Why? I’ve become pretty confident that bounce rate matters when it comes to a domain or URL’s final SERP positions.
In Google’s Webmaster Tools, you can see a list of search terms and keyword phrases that bring traffic to your site. For a week, I searched these phrases that correlated to my highest revenue potential, and I kept track of where they were located.
One phrase caught my attention in particular: It was bouncing between #9 – where it brought traffic – to #23 where no one could find it. A few mornings ago, I saw it at #9 again and quickly went to my web host’s latest visitor stats. Within an hour, two people clicked on the link and viewed the page. Unfortunately, both of them “bounced” back to the search engine in less than 30 seconds of looking at the site.
After this, I went back to Google and searched for the phrase. My site was coming in at #34 just an hour after being on the front page! This was the lowest I had seen it yet, and since then its been stuck regardless of link building efforts.
The Problem for Authors in Multi-Media Environments:
First and foremost, I consider myself and author and independent publisher. I write my articles, I put them online where people can access them, and I promote the work. Heck, I even have to go and figure out a way to monetize the writing – its a pretty wide-ranging process compared to authors who can just focus on writing. Well, those writing jobs aren’t really available in that older, more traditional sense. That’s the first problem.

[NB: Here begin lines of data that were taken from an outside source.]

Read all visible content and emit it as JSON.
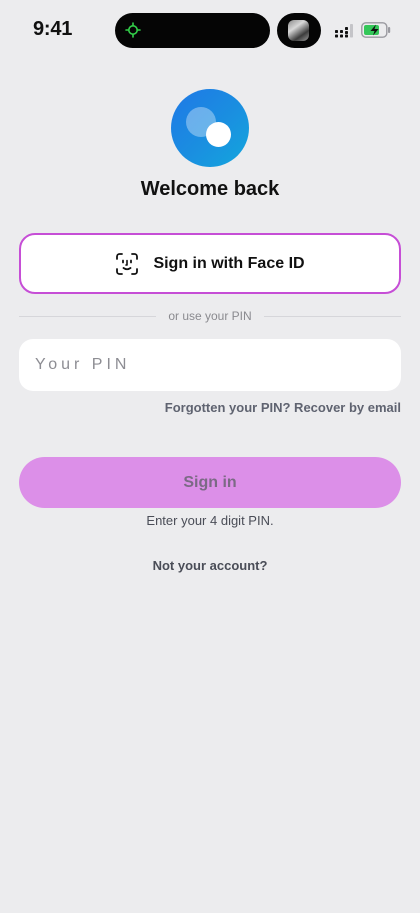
{
  "status_bar": {
    "time": "9:41"
  },
  "colors": {
    "background": "#ececee",
    "accent_border": "#c64ed6",
    "sign_in_button": "#dc8fe8",
    "sign_in_text": "#7b6a85",
    "logo_blue": "#1a8fe0"
  },
  "icons": {
    "island_indicator": "green-activity-icon",
    "media_thumbnail": "album-art-icon",
    "signal": "cellular-signal-icon",
    "battery": "battery-charging-icon",
    "logo": "app-logo-icon",
    "face_id": "face-id-icon"
  },
  "header": {
    "title": "Welcome back"
  },
  "face_id_button": {
    "label": "Sign in with Face ID"
  },
  "divider": {
    "text": "or use your PIN"
  },
  "pin": {
    "placeholder": "Your PIN",
    "value": ""
  },
  "forgot": {
    "label": "Forgotten your PIN? Recover by email"
  },
  "sign_in": {
    "label": "Sign in"
  },
  "hint": {
    "text": "Enter your 4 digit PIN."
  },
  "account": {
    "label": "Not your account?"
  }
}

The other major problem for writers is that the internet is a true multi-media environment, and people want compelling visuals to go along with their compelling prose. Internet authors need to provide the visual experience that surfers want, and a bland template can force people to hit the “back” button on their browser without a second thought. Its like an instinct, if a site looks cheap you can usually expect the content to be pretty cheap, too. I like to think my content is better than my visual capabilities, but a lot of people will never stick around long enough to find out. Thin sites with pleasing presentations seem to win every time!
Just imagine combining quality with quality – who could compete!?
SERPs and Quality – the Final Verdict:
If you want the best SERPs, you have to have it all. Your site needs to deliver the content people are looking for, or at least links to that content in a place people will see. Surfers demand speed – and the search engines stay in business by giving the surfers what they want. Sure you need backlinks and on-page optimization, but these factors are gradually declining as visitor-tracking by the major search engines increases.
The next frontier in SEO will be a bit better for surfers than older roles that have given SEO professionals a bad name. Going forward, SEOs will need to combine functionality, professional design, and top-quality content.